La CNAPD poursuit son combat en faveur de plus de démocratie à travers une campagne pour la citoyenneté européenne de résidence. Carole, stagiaire, a interrogé Sandrine, notre chargée de projets, pour mieux comprendre en quoi consiste cette campagne et quels sont les enjeux qui se trament derrière le concept de citoyenneté européenne de résidence (CER).

Quelle est la définition de la citoyenneté européenne ?

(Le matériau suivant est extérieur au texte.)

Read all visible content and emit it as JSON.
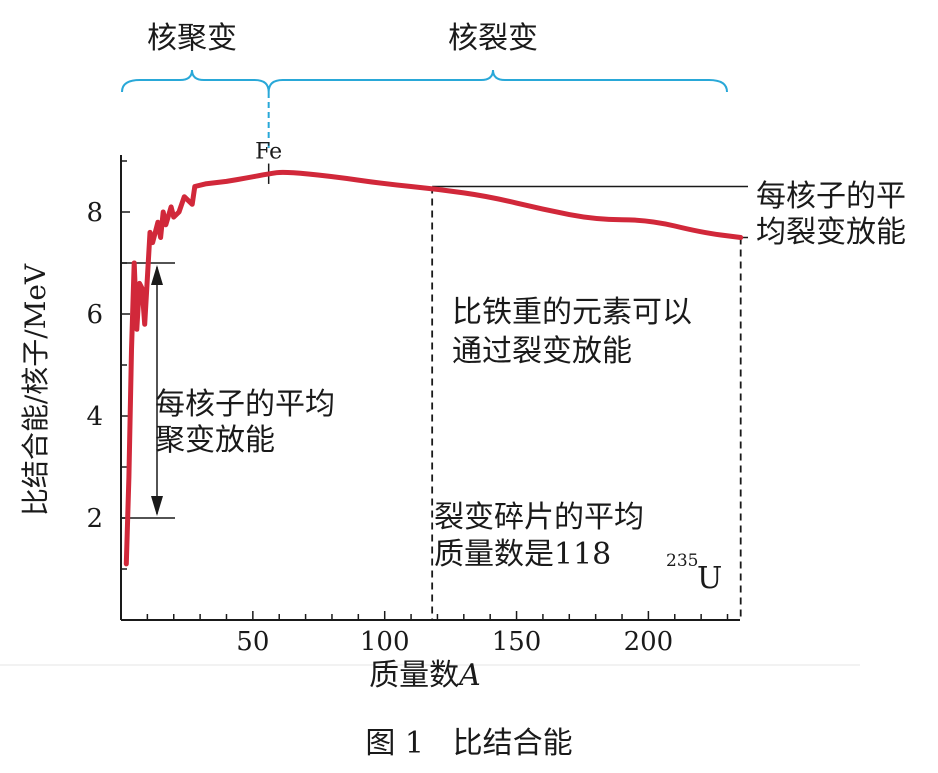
{
  "regions": {
    "fusion_label": "核聚变",
    "fission_label": "核裂变",
    "fe_label": "Fe"
  },
  "annotations": {
    "fission_yield_line1": "每核子的平",
    "fission_yield_line2": "均裂变放能",
    "heavier_than_iron_line1": "比铁重的元素可以",
    "heavier_than_iron_line2": "通过裂变放能",
    "fusion_yield_line1": "每核子的平均",
    "fusion_yield_line2": "聚变放能",
    "fragment_mass_line1": "裂变碎片的平均",
    "fragment_mass_line2": "质量数是118",
    "u_superscript": "235",
    "u_symbol": "U"
  },
  "caption": "图 1   比结合能",
  "colors": {
    "curve": "#d1283a",
    "bracket": "#29a8d8",
    "axis": "#1a1a1a"
  },
  "chart_data": {
    "type": "line",
    "title": "",
    "xlabel_text": "质量数",
    "xlabel_var": "A",
    "ylabel": "比结合能/核子/MeV",
    "xlim": [
      0,
      238
    ],
    "ylim": [
      0,
      9.2
    ],
    "xticks": [
      50,
      100,
      150,
      200
    ],
    "yticks": [
      2,
      4,
      6,
      8
    ],
    "x": [
      2,
      3,
      4,
      5,
      6,
      7,
      8,
      9,
      11,
      12,
      14,
      15,
      16,
      17,
      19,
      20,
      22,
      24,
      27,
      28,
      32,
      40,
      48,
      56,
      62,
      80,
      100,
      120,
      140,
      160,
      180,
      200,
      220,
      235
    ],
    "y": [
      1.1,
      2.8,
      5.3,
      7.0,
      5.7,
      6.6,
      6.5,
      5.8,
      7.6,
      7.4,
      7.8,
      7.5,
      8.0,
      7.75,
      8.1,
      7.9,
      8.0,
      8.3,
      8.15,
      8.5,
      8.55,
      8.6,
      8.67,
      8.75,
      8.79,
      8.7,
      8.55,
      8.45,
      8.3,
      8.05,
      7.85,
      7.85,
      7.6,
      7.5
    ],
    "reference_lines": {
      "fe_x": 56,
      "fragment_mean_x": 118,
      "uranium_x": 235,
      "fission_level_y": 8.5,
      "uranium_level_y": 7.5,
      "fusion_arrow_top_y": 7.0,
      "fusion_arrow_bottom_y": 2.0
    }
  }
}
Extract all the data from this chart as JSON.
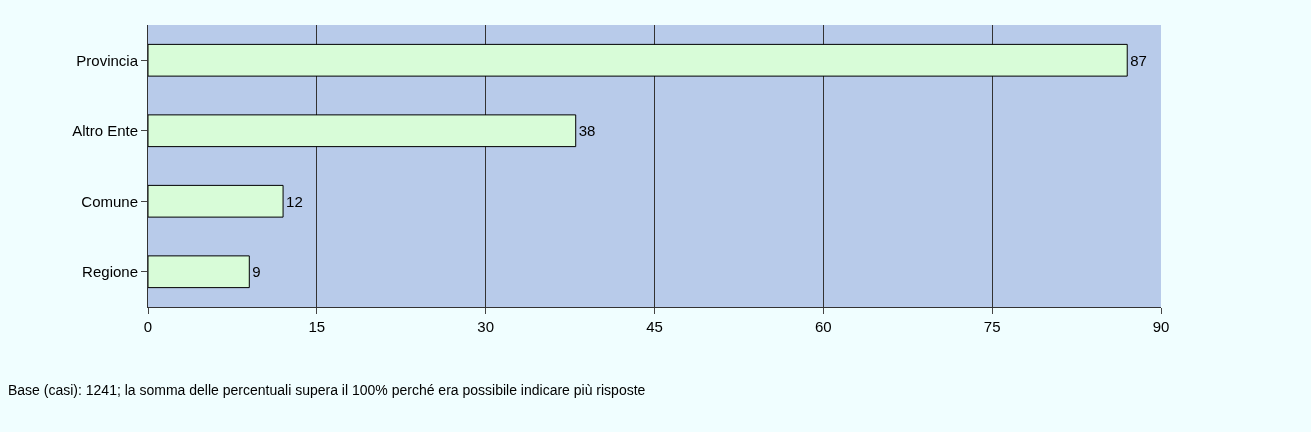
{
  "chart_data": {
    "type": "bar",
    "orientation": "horizontal",
    "categories": [
      "Provincia",
      "Altro Ente",
      "Comune",
      "Regione"
    ],
    "values": [
      87,
      38,
      12,
      9
    ],
    "color": "#d8fcd8",
    "xlim": [
      0,
      90
    ],
    "xticks": [
      0,
      15,
      30,
      45,
      60,
      75,
      90
    ],
    "grid": "x",
    "data_labels": true,
    "legend": false,
    "annotations": [
      "Base (casi): 1241; la somma delle percentuali supera il 100% perché era possibile indicare più risposte"
    ]
  }
}
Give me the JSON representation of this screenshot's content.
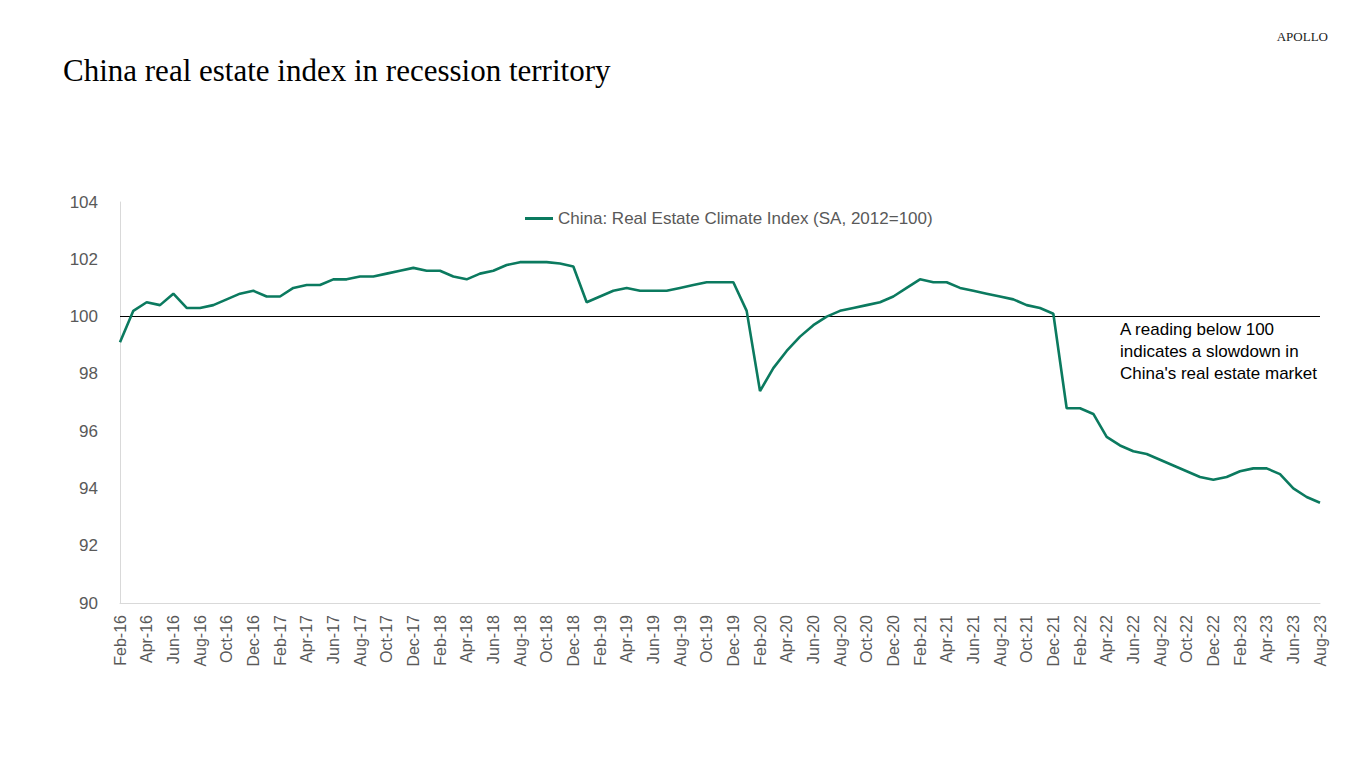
{
  "chart_data": {
    "type": "line",
    "title": "China real estate index in recession territory",
    "logo": "APOLLO",
    "annotation": [
      "A reading below 100",
      "indicates a slowdown in",
      "China's real estate market"
    ],
    "reference_line": 100,
    "legend": "top",
    "grid": false,
    "categories": [
      "Feb-16",
      null,
      "Apr-16",
      null,
      "Jun-16",
      null,
      "Aug-16",
      null,
      "Oct-16",
      null,
      "Dec-16",
      null,
      "Feb-17",
      null,
      "Apr-17",
      null,
      "Jun-17",
      null,
      "Aug-17",
      null,
      "Oct-17",
      null,
      "Dec-17",
      null,
      "Feb-18",
      null,
      "Apr-18",
      null,
      "Jun-18",
      null,
      "Aug-18",
      null,
      "Oct-18",
      null,
      "Dec-18",
      null,
      "Feb-19",
      null,
      "Apr-19",
      null,
      "Jun-19",
      null,
      "Aug-19",
      null,
      "Oct-19",
      null,
      "Dec-19",
      null,
      "Feb-20",
      null,
      "Apr-20",
      null,
      "Jun-20",
      null,
      "Aug-20",
      null,
      "Oct-20",
      null,
      "Dec-20",
      null,
      "Feb-21",
      null,
      "Apr-21",
      null,
      "Jun-21",
      null,
      "Aug-21",
      null,
      "Oct-21",
      null,
      "Dec-21",
      null,
      "Feb-22",
      null,
      "Apr-22",
      null,
      "Jun-22",
      null,
      "Aug-22",
      null,
      "Oct-22",
      null,
      "Dec-22",
      null,
      "Feb-23",
      null,
      "Apr-23",
      null,
      "Jun-23",
      null,
      "Aug-23"
    ],
    "series": [
      {
        "name": "China: Real Estate Climate Index (SA, 2012=100)",
        "color": "#0b7a5f",
        "values": [
          99.1,
          100.2,
          100.5,
          100.4,
          100.8,
          100.3,
          100.3,
          100.4,
          100.6,
          100.8,
          100.9,
          100.7,
          100.7,
          101.0,
          101.1,
          101.1,
          101.3,
          101.3,
          101.4,
          101.4,
          101.5,
          101.6,
          101.7,
          101.6,
          101.6,
          101.4,
          101.3,
          101.5,
          101.6,
          101.8,
          101.9,
          101.9,
          101.9,
          101.85,
          101.75,
          100.5,
          100.7,
          100.9,
          101.0,
          100.9,
          100.9,
          100.9,
          101.0,
          101.1,
          101.2,
          101.2,
          101.2,
          100.2,
          97.4,
          98.2,
          98.8,
          99.3,
          99.7,
          100.0,
          100.2,
          100.3,
          100.4,
          100.5,
          100.7,
          101.0,
          101.3,
          101.2,
          101.2,
          101.0,
          100.9,
          100.8,
          100.7,
          100.6,
          100.4,
          100.3,
          100.1,
          96.8,
          96.8,
          96.6,
          95.8,
          95.5,
          95.3,
          95.2,
          95.0,
          94.8,
          94.6,
          94.4,
          94.3,
          94.4,
          94.6,
          94.7,
          94.7,
          94.5,
          94.0,
          93.7,
          93.5
        ]
      }
    ],
    "ylim": [
      90,
      104
    ],
    "yticks": [
      90,
      92,
      94,
      96,
      98,
      100,
      102,
      104
    ]
  }
}
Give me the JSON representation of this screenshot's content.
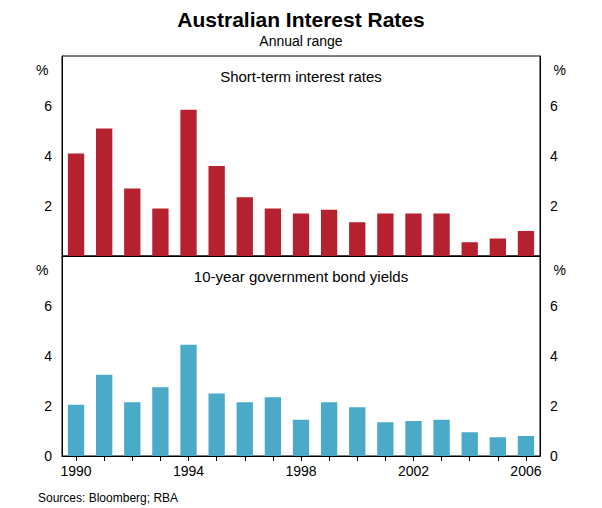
{
  "title": "Australian Interest Rates",
  "subtitle": "Annual range",
  "source": "Sources: Bloomberg; RBA",
  "chart_data": [
    {
      "type": "bar",
      "title": "Short-term interest rates",
      "ylabel": "%",
      "categories": [
        "1990",
        null,
        null,
        null,
        "1994",
        null,
        null,
        null,
        "1998",
        null,
        null,
        null,
        "2002",
        null,
        null,
        null,
        "2006"
      ],
      "values": [
        4.1,
        5.1,
        2.7,
        1.9,
        5.85,
        3.6,
        2.35,
        1.9,
        1.7,
        1.85,
        1.35,
        1.7,
        1.7,
        1.7,
        0.55,
        0.7,
        1.0
      ],
      "color": "#b5212e",
      "ylim": [
        0,
        8
      ],
      "yticks": [
        2,
        4,
        6
      ],
      "grid": false,
      "tick_labels": "y"
    },
    {
      "type": "bar",
      "title": "10-year government bond yields",
      "ylabel": "%",
      "categories": [
        "1990",
        null,
        null,
        null,
        "1994",
        null,
        null,
        null,
        "1998",
        null,
        null,
        null,
        "2002",
        null,
        null,
        null,
        "2006"
      ],
      "values": [
        2.05,
        3.25,
        2.15,
        2.75,
        4.45,
        2.5,
        2.15,
        2.35,
        1.45,
        2.15,
        1.95,
        1.35,
        1.4,
        1.45,
        0.95,
        0.75,
        0.8
      ],
      "color": "#4aaac8",
      "ylim": [
        0,
        8
      ],
      "yticks": [
        0,
        2,
        4,
        6
      ],
      "grid": false
    }
  ]
}
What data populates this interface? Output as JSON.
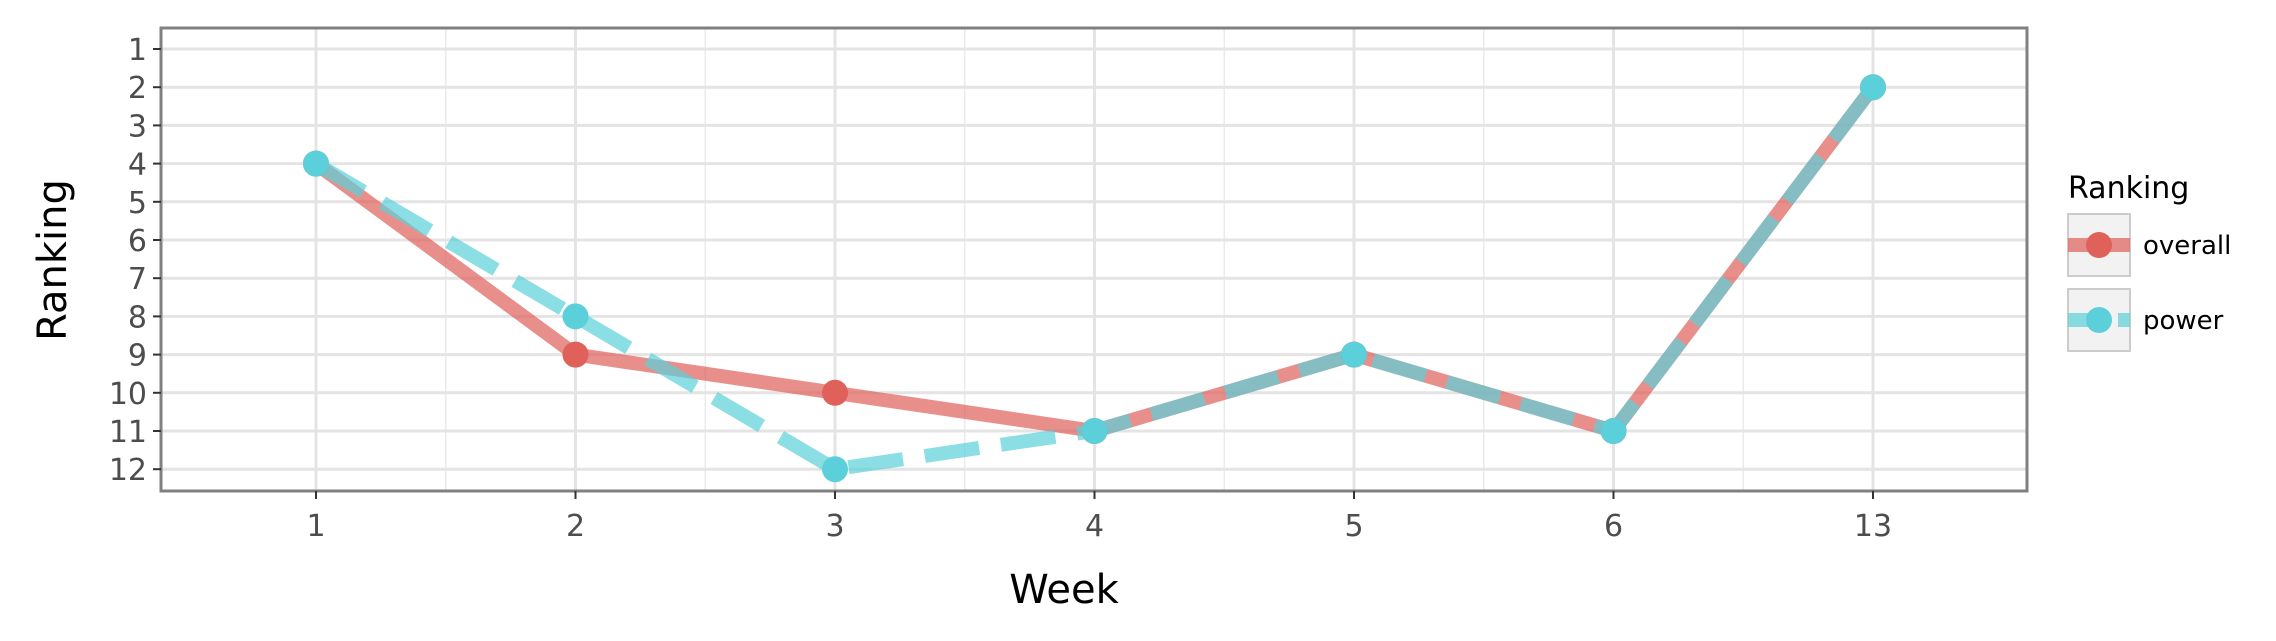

Il existe plusieurs définitions. Selon une définition stricto sensu retenue par l’Union européenne, on peut définir un(e) citoyen(ne) européen(ne) comme toute personne ayant la nationalité d’un Etat membre de l’Union européenne. Selon cette définition, la nationalité serait donc soumise à un critère de nationalité. Certains droits civils et politiques, ainsi que des devoirs civiques qui définissent le rôle du citoyen dans la société et face aux institutions, vont avec cette citoyenneté.

Si on focalise notre analyse sur le droit de vote des citoyens européens, on voit qu’il existe un droit de participation aux élections du Parlement européen passivement et/ou activement dans leur Etat d’origine ou de résidence.

De plus, lors des élections municipales, le citoyen européen bénéficie de facto d’un droit de vote et d’éligibilité dans les mêmes conditions que les nationaux de l’Etat où il réside sans que ce droit n’empiète sur ses droits dans son Etat d’origine.

En quoi être résident européen diffère-t-il tellement du statut de citoyen européen?

Un citoyen européen est une personne qui a la nationalité d’un des Etats membres de l’Union européenne qu’il réside ou pas dans l’un des pays de la zone européenne. Tandis qu’un résident habite dans l’un des Etats membres de l’Union européenne et contribue à la vie de société, il peut être citoyen européen ou non.

Quel est l’impact dans la vie des résidents non-européens de cette absence de statut de citoyen ?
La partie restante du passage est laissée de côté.